Engineering Contradictions & Design Principles
Engineering Contradiction Analysis
1Measurement precision
If manual review of surveillance video data is used, then detection accuracy can be maintained, but productivity is reduced due to the large amount of data requiring review
Solution Approach 1:
The patent introduces an automated occlusion detection system that acts as an intermediary between raw video data and human operators. The system computes histogram data and depth level data from video frames, compares variations against threshold values, and automatically identifies occluded frames, thereby reducing the burden on manual reviewers while maintaining detection accuracy
Solution Approach 2:
The patent replaces the mechanical manual review process with an automated computational system. The system uses computer vision algorithms to compute histogram data representing color distributions and depth level data representing spatial relationships, then automatically compares these features to detect occlusions, substituting human visual inspection with machine-based analysis
2Productivity
If automated occlusion detection is implemented, then productivity is improved, but measurement precision may worsen due to false positives from inaccurate occlusion detection
Solution Approach 1:
The patent moves occlusion detection from a single-dimensional approach (relying solely on histogram color distribution changes) to a multi-dimensional approach by integrating both histogram data and depth level data.
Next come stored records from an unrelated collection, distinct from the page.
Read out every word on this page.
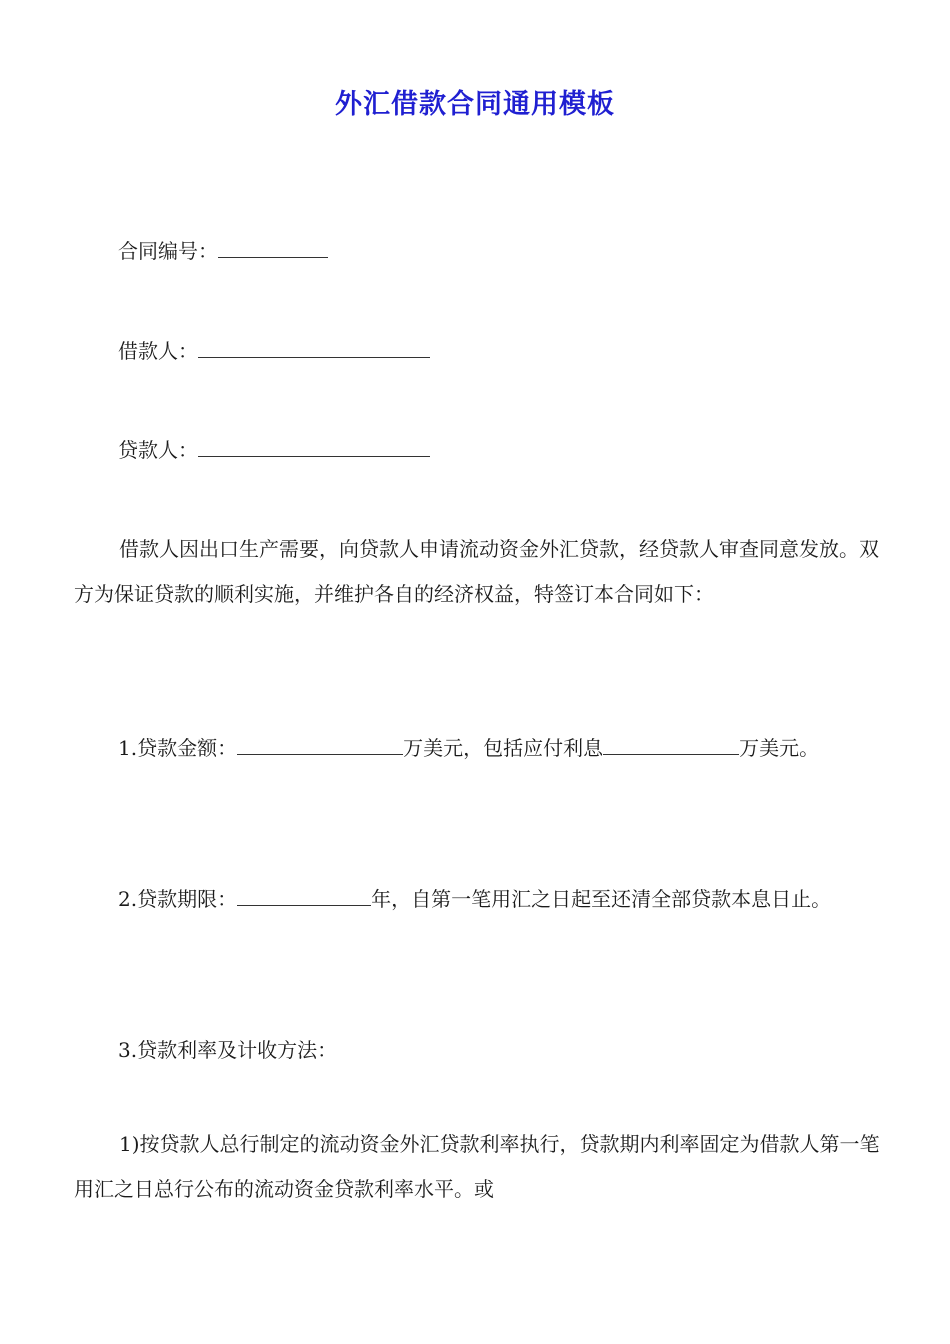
外汇借款合同通用模板
合同编号：
借款人：
贷款人：
借款人因出口生产需要，向贷款人申请流动资金外汇贷款，经贷款人审查同意发放。双方为保证贷款的顺利实施，并维护各自的经济权益，特签订本合同如下：
1.贷款金额：	万美元，包括应付利息	万美元。
2.贷款期限：	年，自第一笔用汇之日起至还清全部贷款本息日止。
3.贷款利率及计收方法：
1)按贷款人总行制定的流动资金外汇贷款利率执行，贷款期内利率固定为借款人第一笔用汇之日总行公布的流动资金贷款利率水平。或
The depth level information provides spatial context about object positions and occlusion relationships, enabling more accurate detection and reducing false positives while maintaining high processing throughput
3Device complexity
If histogram analysis alone is used for occlusion detection, then device complexity is reduced, but measurement precision worsens due to inability to distinguish occlusions from other changes
Solution Approach 1:
The patent merges two complementary detection approaches: histogram-based color distribution analysis and depth-level-based spatial relationship analysis. By combining these two methods, the system achieves more accurate occlusion detection than either method alone, as histogram changes may result from various factors while depth level changes provide specific information about occlusion geometry and object positioning
Data Source
AI summary
Processes, systems, and devices for occlusion detection for video-based object tracking (VBOT) are described herein. Embodiments process video frames to compute histogram data and depth level data for the object to detect a subset of video frames for occlusion events and generate output data that identifies each video frame of the subset of video frames for the occlusion events. Threshold measurement values are used to attempt to reduce or eliminate false positives to increase processing efficiency.